Ten utwór to znakomite otwarcie płyty. Wspaniale komponuje się z wypływającym z niego tematem „King Of The Room”. Kirsty śpiewa też chórki w kilku innych fragmentach płyty, m.in. w finałowym nagraniu „Blue Sky Born”. I jest to zakończenie, po którym chce się słuchać muzyki SJS jeszcze i jeszcze. Ale zanim płyta dobiega końca, mamy na niej jeszcze kilka znakomitych momentów, m.in. „Drift To Shore” i „Limplighter”. Z kolei kompozycja „Pulling Saturn” to potężny instrumentalny utwór wyznaczający połowę albumu. Cóż, piszę ‘instrumentalny’, ale z przodu jest część narracyjna, a potem głos Stawmana staje się głównym elementem tego, co zaczyna dziać się w tym utworze. Ale nie jest to zwykły śpiew. Głos pełni tu rolę dodatkowego instrumentu. Efekt zgoła udany. Tak, ten utwór ma z pewnością rangę prawdziwego gwoździa programu całego albumu.

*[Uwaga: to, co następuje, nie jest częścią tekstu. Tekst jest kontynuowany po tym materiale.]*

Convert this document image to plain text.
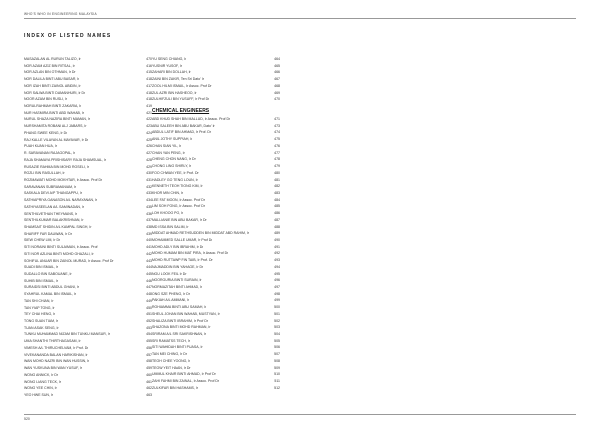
WHO'S WHO IN ENGINEERING MALAYSIA
INDEX OF LISTED NAMES
MASAZALAN AL RURUN TALIZO, Ir	470
NOR AZAM AZIZ BIN RITSAL, Ir	416
NOR AZLAN BIN OTHMAN, Ir Dr	415
NOR DALILA BINTI ABU BASAR, Ir	418
NOR IZAH BINTI ZAINOL ABIDIN, Ir	417
NOR SALWA BINTI DAMANHURI, Ir Dr	418
NOOR AZAM BIN RUSLI, Ir	418
NORULRAHMAH BINTI ZAKARIA, Ir	419
NUR HASMIRA BINTI ABD WAHAB, Ir	421
NURUL SHAZA NAZIRA BINTI MAMAN, Ir	422
NURSHAMITA ROBANI ALJ JABARS, Ir	423
PHANG SWEE KENG, Ir Dr	424
RAJ KALLE VILAYAN AL MAYAVAR, Ir Dr	425
PUAH KUAN HUA, Ir	426
R. SARAVANAN RAJAGOPAL, Ir	427
RAJA SHAMAYA PRISHISARY RAJA SHAMSUAL, Ir	428
RUSAZIE RAHMA BIN MOHD ROSELI, Ir	429
ROZLI BIN RASULLAH, Ir	430
ROZMAWATI MOHD MOKHTAR, Ir Assoc. Prof Dr	431
SARAVANAN SUBRAMANIAM, Ir	432
SASKALA DEVI A/P THANGAPPU, Ir	433
SATHIAPRIYA GANASON A/L NARAYANAN, Ir	434
SATHIYASEELAN A/L SAMINADAN, Ir	435
SENTHILVETHAN THEYMANS, Ir	436
SENTHILKUMAR BALAKRISHNAN, Ir	437
SHAMSAIT SHIDIN A/L KAMPAL SINGH, Ir	438
SHARIFF FAR DAUWAN, Ir Dr	439
SIEW CHEW LIM, Ir Dr	440
SITI NORAINI BINTI SULAIMAN, Ir Assoc. Prof	441
SITI NOR AZLINA BINTI MOHD GHAZALI, Ir	442
SOHIFUL ANUAR BIN ZAINOL MURAD, Ir Assoc. Prof Dr	443
SUADI BIN ISMAIL, Ir	444
SUDALLO BIN SABOUANE, Ir	445
SUHIB BIN ISMAIL, Ir	446
SURAIDSI BINTI ABDUL GHANI, Ir	447
SYAHRUL KAMAL BIN ISMAIL, Ir	448
TAN SHI CHIAN, Ir	449
TAN YIAP TONG, Ir	450
TEY CHAI HENG, Ir	451
TONG SUAN TIAM, Ir	452
TUAN ASAK SENG, Ir	453
TUNKU MUHAMMAD NIZAM BIN TUNKU MANSUR, Ir	454
UMA SHANTHI THIRTHAGASAM, Ir	455
VIMESH A/L THIRUCHELVAM, Ir Prof. Dr	456
VIVEKANANDA BALAN HARIKISHAN, Ir	457
WAN MOHD NAZRI BIN WAN HUSSIN, Ir	458
WAN YUSKUNA BIN WAN YUSUF, Ir	459
WONG ANNICK, Ir Dr	460
WONG LIANG TECK, Ir	461
WONG YEE CHIN, Ir	462
YEO HWE SUN, Ir	463
YU SENG CHIANG, Ir	464
YUSNIR YUSOF, Ir	465
ZAHARI BIN DOLLAH, Ir	466
ZAINI BIN ZAKIR, Ten Sri Dato' Ir	467
ZOOL HILMI ISMAIL, Ir Assoc. Prof Dr	468
ZUL AZRI BIN HASHEOO, Ir	469
ZULHIFZULI BIN YUSUFF, Ir Prof Dr	470
CHEMICAL ENGINEERS
ABD KHUD SHAH BIN MALLUD, Ir Assoc. Prof Dr	471
ABU SALEEH BIN ABU BAKAR, Dato' Ir	473
ABDUL LATIF BIN AHMAD, Ir Prof. Dr	474
ANIL JOTHY SUPPIAH, Ir	475
CHAN SIAN YIL, Ir	476
CHAN YAN PENG, Ir	477
CHENG CHON NANG, Ir Dr	478
CHONG LING SHIRLY, Ir	479
FOO CHWAN YEE, Ir Prof. Dr	480
HADLEY GO TENG LOUN, Ir	481
KENNETH TEOH TIONG KIM, Ir	482
KHOR MIN CHIN, Ir	483
LEE FAT MOON, Ir Assoc. Prof Dr	484
LIM SOH FONG, Ir Assoc. Prof Dr	485
LOH KHOOO PO, Ir	486
MALLIANIE BIN ABU BAKAR, Ir Dr	487
MD ISSA BIN SALIM, Ir	488
MIDDAT AHMAD RETHSUDDEN BIN MIDDAT ABD RAHIM, Ir	489
MOHAMMED SALLE UMAR, Ir Prof Dr	490
MOHD ADLY BIN IBRAHIM, Ir Dr	491
MOHD HUMAM BIN MAT PIRA, Ir Assoc. Prof Dr	492
MOHD RUTTAWP FIN TAIB, Ir Prof. Dr	493
NAJMADDIN BIN YAHAGE, Ir Dr	494
NGU LOOK FEIL Ir Dr	495
NOORGURIA BINTI SURAIN, Ir	496
NORMAZITAH BINTI AHMAD, Ir	497
ONG SZE PHENG, Ir Dr	498
PAKIAH A/L AMMANI, Ir	499
ROHIAMMA BINTI ABU SAMAH, Ir	500
SHEUL JOHAN BIN WAHAB, MUSTYAN, Ir	501
SHALIZA BINTI IBRAHIM, Ir Prof Dr	502
SHAZONA BINTI MOHD RAHMAN, Ir	503
SRIRAM A/L SRI SAKRISHNAN, Ir	504
SRI RAMATSS TECH, Ir	505
SITI WAHIDAH BINTI PUASA, Ir	506
TAN MEI CHING, Ir Dr	507
TEOH CHEE YOONG, Ir	508
TEOW YEIT HAAN, Ir Dr	509
UMMUL KHAIR BINTI AHMAD, Ir Prof Dr	510
ZAHI FAHMI BIN ZAINAL, Ir Assoc. Prof Dr	511
ZULKIFAR BIN HASHAMS, Ir	512
520
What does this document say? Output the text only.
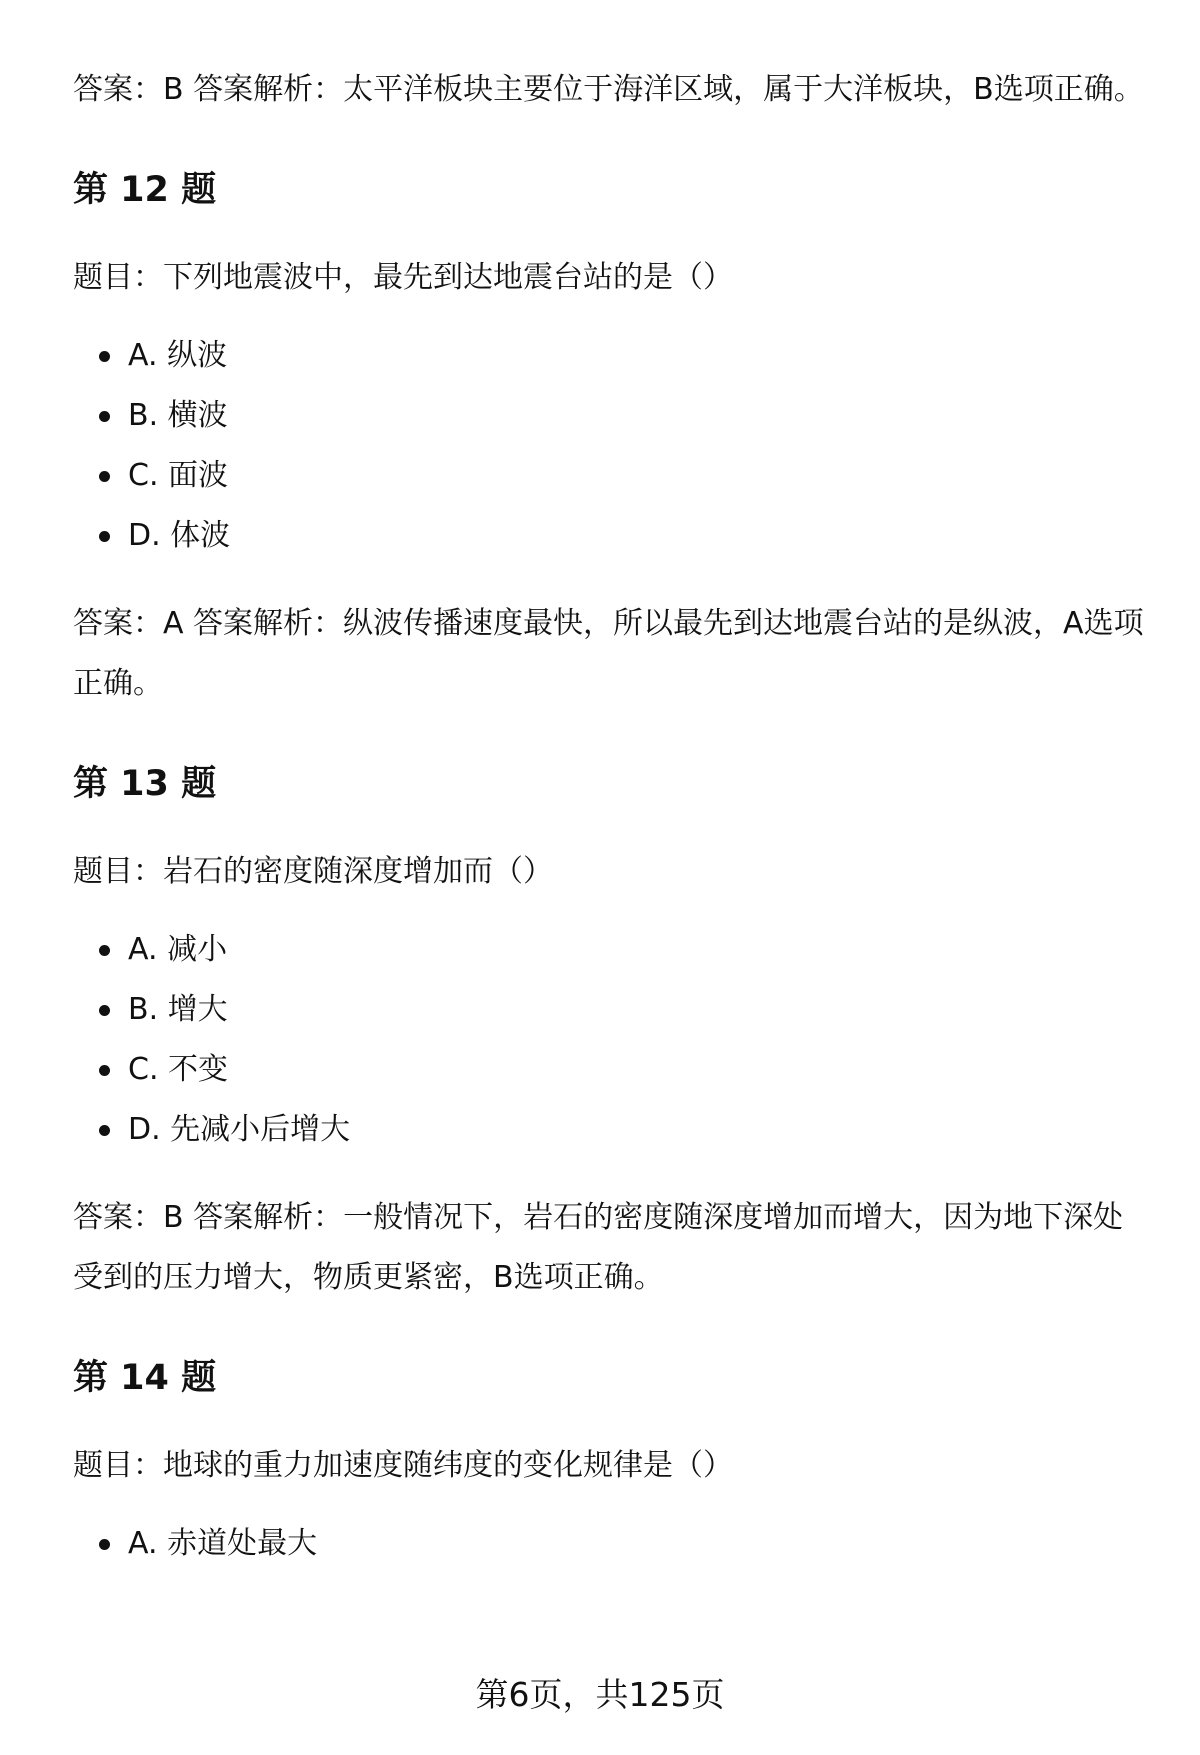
答案：B 答案解析：太平洋板块主要位于海洋区域，属于大洋板块，B选项正确。

第 12 题

题目：下列地震波中，最先到达地震台站的是（）

A. 纵波
B. 横波
C. 面波
D. 体波

答案：A 答案解析：纵波传播速度最快，所以最先到达地震台站的是纵波，A选项正确。

第 13 题

题目：岩石的密度随深度增加而（）

A. 减小
B. 增大
C. 不变
D. 先减小后增大

答案：B 答案解析：一般情况下，岩石的密度随深度增加而增大，因为地下深处受到的压力增大，物质更紧密，B选项正确。

第 14 题

题目：地球的重力加速度随纬度的变化规律是（）

A. 赤道处最大
第6页，共125页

Prawdziwa dusza SJS ujawnia się w tekstach, w których doskonale udało się uchwycić wnikliwe obserwacje na temat kondycji ludzkiej, niełatwe relacje, wolę poszukiwania wolności i palącą potrzebę przemiany cierpienia w stan szczęśliwości. Lirycznie album oferuje słuchaczowi coś w rodzaju konceptu – odbiorcy nie pozostaje nic innego jak „otworzyć pudełko” i odkryć to, co ukrywają w sobie poszczególne utwory, niezależnie od tego, czy będą to sekwencje dźwięków czy też wartka narracja.

„A Sequence Of Mistakes” to przyjemny i bardzo nastrojowy to album. Zgromadźcie się wokół tej muzyki i uważnie posłuchajcie. Byłoby błędem ją zignorować i przegapić tę wciągającą muzyczną podróż, w którą zabiera nas ta australijsko-brytyjska formacja.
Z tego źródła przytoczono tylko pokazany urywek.